Bagikan:

JAKARTA - Buntut dari penerbitan surat jalan dan red notice buronan Djoko Tjandra, tiga Jenderal Polri dicopot dari jabatannya. Ketiganya diduga terlibat secara langsung maupun tidak pada persoalan tersebut. Mereka adalah Brigjen Prasetyo Utomo, Brigjen Nugroho Wibowo, dan Irjen Napoleon Bonaparte

Untuk Brigjen Prasetyo diduga merupakan dalang dari penerbitan surat jalan Djoko Tjandra.
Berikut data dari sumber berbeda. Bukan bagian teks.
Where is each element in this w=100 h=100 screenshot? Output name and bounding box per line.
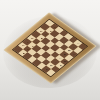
product-photo-scene: ♜♞♝♛♚♝♞♜♟♟♟♟♟♟♟♟♟♟♟♟♟♟♟♟♜♞♝♛♚♝♞♜ [0, 0, 100, 100]
black-rook-glyph: ♜ [47, 67, 53, 74]
white-pawn-glyph: ♟ [20, 47, 26, 54]
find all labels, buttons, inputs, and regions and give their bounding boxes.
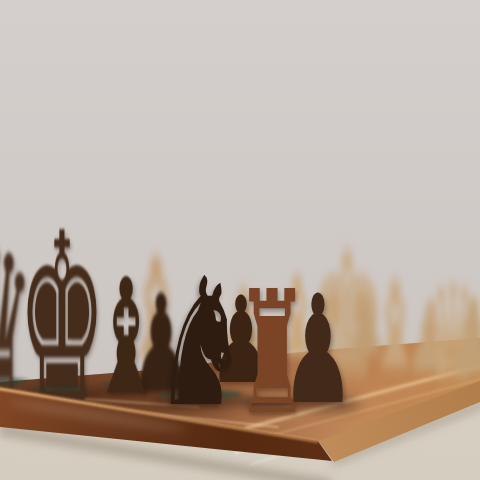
piece-light-pawn: ♟ [446,288,480,390]
chessboard-photo-scene: ♛♚♝♟♞♟♜♟♝♟♝♚♟♝♟♛♟ [0,0,480,480]
piece-dark-pawn: ♟ [281,275,355,425]
piece-dark-knight: ♞ [153,255,248,432]
piece-dark-bishop: ♝ [89,258,164,418]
Surat dengan nomor SJ/82/VI/2020/Rokorwas, diterbitakan tertanggal 18 Juni 2020 dan digunakan untuk perjalanan ke Pontianak, Kalimantan Barat dari Jakarta pada 19 Juni dan kembali pada 22 Juni 2020.

Kemudian, Brigjen Nugroho diduga melanggar kode etik karena menerbitkan surat penyampaian masa berlaku red notice Djoko Tjandra. Sedangkan Irjen Napoleon melanggar kode etik karena lalai mengawasi anggotanya.

Dugaan keterlibatan jenderal besar dalam kasus Djoko Tjandra tentu jadi persoalan serius bagi Polri. Peneliti Institute for Security and Strategic Studies bidang Kepolisian, Bambang Rukminto menunyebut, Institusi Polri harus segera membongkar pihak lainnya yang diduga ikut terlibat

"Indikasi ke arah sana (keterlibatan Jenderal lain), karena kejahatan korupsi selalu dilakukan bukan oleh aktor tunggal. Makanya pengusutan harus dilakukan sampai tuntas dan transparan," ucap Bambang kepada VOI, Minggu, 19 Juli.

Salah satu cara yang bisa dilakukan dengan memeriksa para Jenderal tersebut. Tetapi, pengungkapan dugaan keterlibatan lainnya juga bisa dilakukan dengan menangkap Djoko Tjandra. Sebab, pria yang sudah berstatus buron selama bertahun-tahun itu merupakan saksi kunci dari keterlibatan pihak lain.

"Usut tuntas dan kembali fokus menangkap Djoko Tjandra. Selain sebagau DPO, saat ini dia juga saksi kunci dari kasus yang melbiatkan para jenderal itu," tegas Bambang.

Lebih jauh, jika nantinya perkara ini bisa terungkap secara tuntas, citra Polri di masyarakat akan kembali pulih. Sebab, dengan adanya keterlibatan para petinggi Polri, rasa ketidakpercaraan masyarakat saat ini begitu tinggi.

"(Penindakan) tegas dan transparan. Kepercayaan kepada Polri harus dibangun dengan transparansi dan konsistensi pada penegakan hukum bagi anggotanya juga," pungkas Bambang.

Sekadar informasi, Djoko Tjandra merupakan buronan kasus pengalihan hak yang mengakibatkan terjadinya pergantian kreditur Bank Bali senilai Rp904 miliar yang ditangani Kejaksaan Agung.

Kejaksaan pernah menahan Joko Tjandra pada 29 September 1999 hingga Agustus 2000. Namun, hakim Pengadilan Negeri Jakarta Selatan memutuskan ia bebas dari tuntutan karena perbuatannya bukan pidana melainkan perdata.

Selain itu, Kejaksaan mengajukan PK terhadap kasus Djoko ke Mahkamah Agung pada Oktober 2008. Akhirnya, majelis hakim menjatuhkan vonis dua tahun penjara terjadap Djoko Tjandra dan harus membayar Rp15 juta. Uang milik Joko di Bank Bali Rp546,166 miliar pun dirampas negara.